Now,  everywhere I go, I see the save-the-date hanging on everyone’s fridge. I’m so glad I spent the extra dollar each to have it be a magnet, and I am not being completely sarcastic here. I am happy that they think of him every time they open the fridge for a beer. It still doesn’t make it easy to walk by that date, in black and white, of the wedding that is not happening. How fitting it is that it was black and white, stark and funereal. What a great call on my part. 

Nearly six months on, I wonder what I will do on my wedding day, which was supposed to have been November 9, 2018. What was supposed to be the most beautiful day of my life turned into the most dreaded. Right now I should be having dress fittings, finalizing menus, and mailing invitations. I know the timeline exactly because I was great at that stuff.  But instantly, on April 19, our wedding was over.  

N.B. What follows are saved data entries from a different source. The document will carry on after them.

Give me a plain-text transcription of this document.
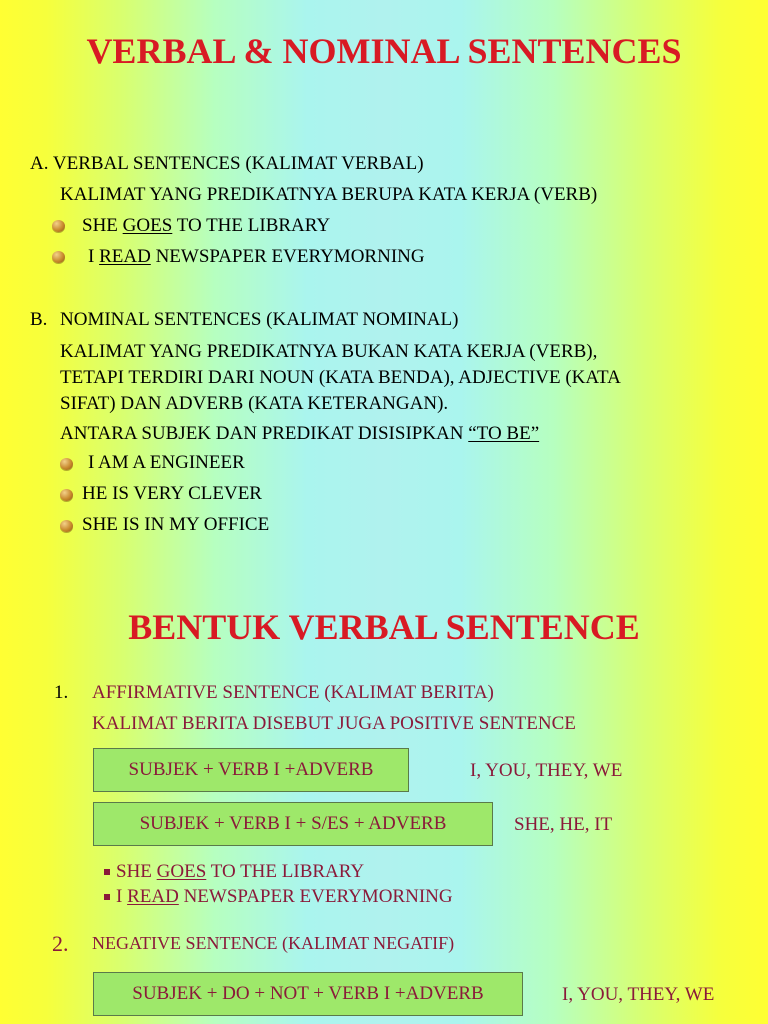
VERBAL & NOMINAL SENTENCES
A. VERBAL SENTENCES (KALIMAT VERBAL)
KALIMAT YANG PREDIKATNYA BERUPA KATA KERJA (VERB)
SHE GOES TO THE LIBRARY
I READ NEWSPAPER EVERYMORNING
B. NOMINAL SENTENCES (KALIMAT NOMINAL)
KALIMAT YANG PREDIKATNYA BUKAN KATA KERJA (VERB),
TETAPI TERDIRI DARI NOUN (KATA BENDA), ADJECTIVE (KATA
SIFAT) DAN ADVERB (KATA KETERANGAN).
ANTARA SUBJEK DAN PREDIKAT DISISIPKAN “TO BE”
I AM A ENGINEER
HE IS VERY CLEVER
SHE IS IN MY OFFICE
BENTUK VERBAL SENTENCE
1. AFFIRMATIVE SENTENCE (KALIMAT BERITA)
KALIMAT BERITA DISEBUT JUGA POSITIVE SENTENCE
SUBJEK + VERB I +ADVERB	I, YOU, THEY, WE
SUBJEK + VERB I + S/ES + ADVERB	SHE, HE, IT
SHE GOES TO THE LIBRARY
I READ NEWSPAPER EVERYMORNING
2. NEGATIVE SENTENCE (KALIMAT NEGATIF)
SUBJEK + DO + NOT + VERB I +ADVERB	I, YOU, THEY, WE
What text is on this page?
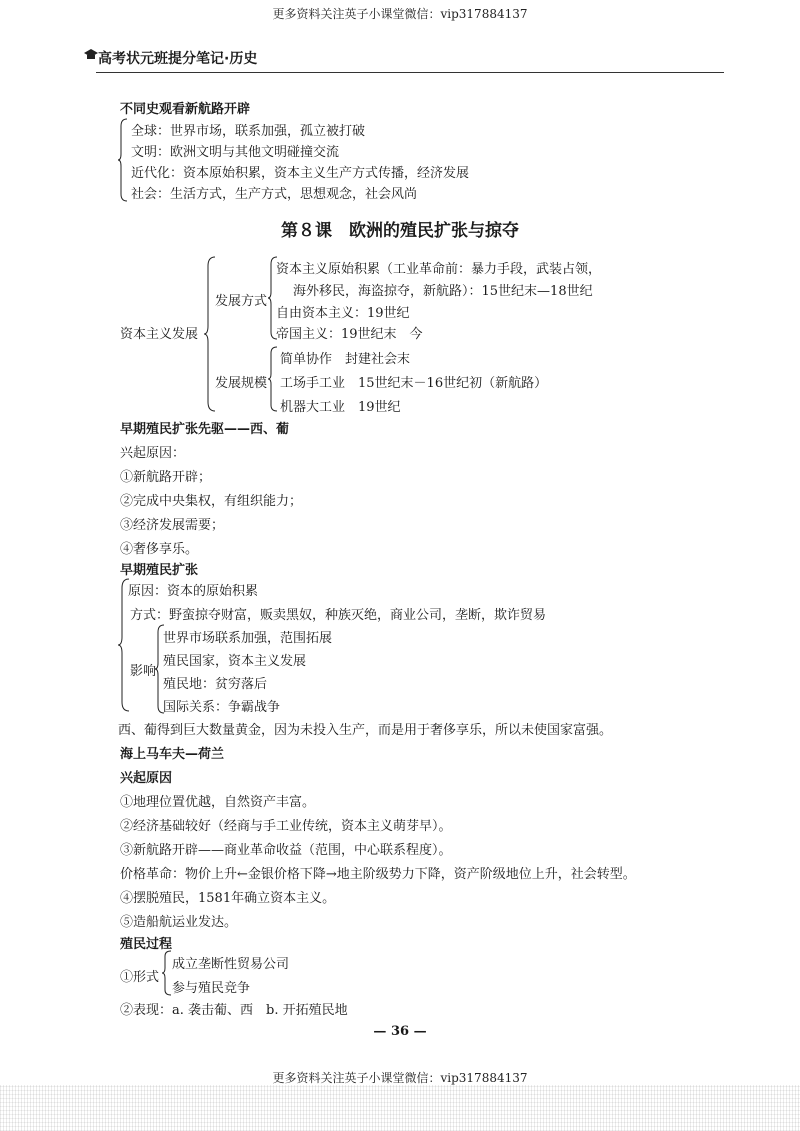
更多资料关注英子小课堂微信：vip317884137
高考状元班提分笔记·历史
不同史观看新航路开辟
全球：世界市场，联系加强，孤立被打破
文明：欧洲文明与其他文明碰撞交流
近代化：资本原始积累，资本主义生产方式传播，经济发展
社会：生活方式，生产方式，思想观念，社会风尚
第８课　欧洲的殖民扩张与掠夺
资本主义发展
发展方式
资本主义原始积累（工业革命前：暴力手段，武装占领，
海外移民，海盗掠夺，新航路）：15世纪末—18世纪
自由资本主义：19世纪
帝国主义：19世纪末　今
发展规模
简单协作　封建社会末
工场手工业　15世纪末－16世纪初（新航路）
机器大工业　19世纪
早期殖民扩张先驱——西、葡
兴起原因：
①新航路开辟；
②完成中央集权，有组织能力；
③经济发展需要；
④奢侈享乐。
早期殖民扩张
原因：资本的原始积累
方式：野蛮掠夺财富，贩卖黑奴，种族灭绝，商业公司，垄断，欺诈贸易
影响
世界市场联系加强，范围拓展
殖民国家，资本主义发展
殖民地：贫穷落后
国际关系：争霸战争
西、葡得到巨大数量黄金，因为未投入生产，而是用于奢侈享乐，所以未使国家富强。
海上马车夫—荷兰
兴起原因
①地理位置优越，自然资产丰富。
②经济基础较好（经商与手工业传统，资本主义萌芽早）。
③新航路开辟——商业革命收益（范围，中心联系程度）。
价格革命：物价上升←金银价格下降→地主阶级势力下降，资产阶级地位上升，社会转型。
④摆脱殖民，1581年确立资本主义。
⑤造船航运业发达。
殖民过程
①形式
成立垄断性贸易公司
参与殖民竞争
②表现：a. 袭击葡、西　b. 开拓殖民地
— 36 —
更多资料关注英子小课堂微信：vip317884137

I lost my other half, my person, the love of my life, and I haven’t opened my wedding Excel spreadsheet since. So what will I do on November 9 to honor my best friend? I still have a couple months to decide. My second job isn’t keeping me very busy anymore. This isn’t a question most twentysomethings are faced with, but I guess that is just life and I won’t ever take it for granted. I guess the moral of the story, don’t get too excited, because the excitement can backfire in a split second. For instance, you can be engaged and then your fiancé dies.  

That is my life, at least. The life of an indefinitely engaged 24-year-old almost-widow. 

Gabrielle Brazeau is a 24-year-old accountant from Baltimore, Maryland.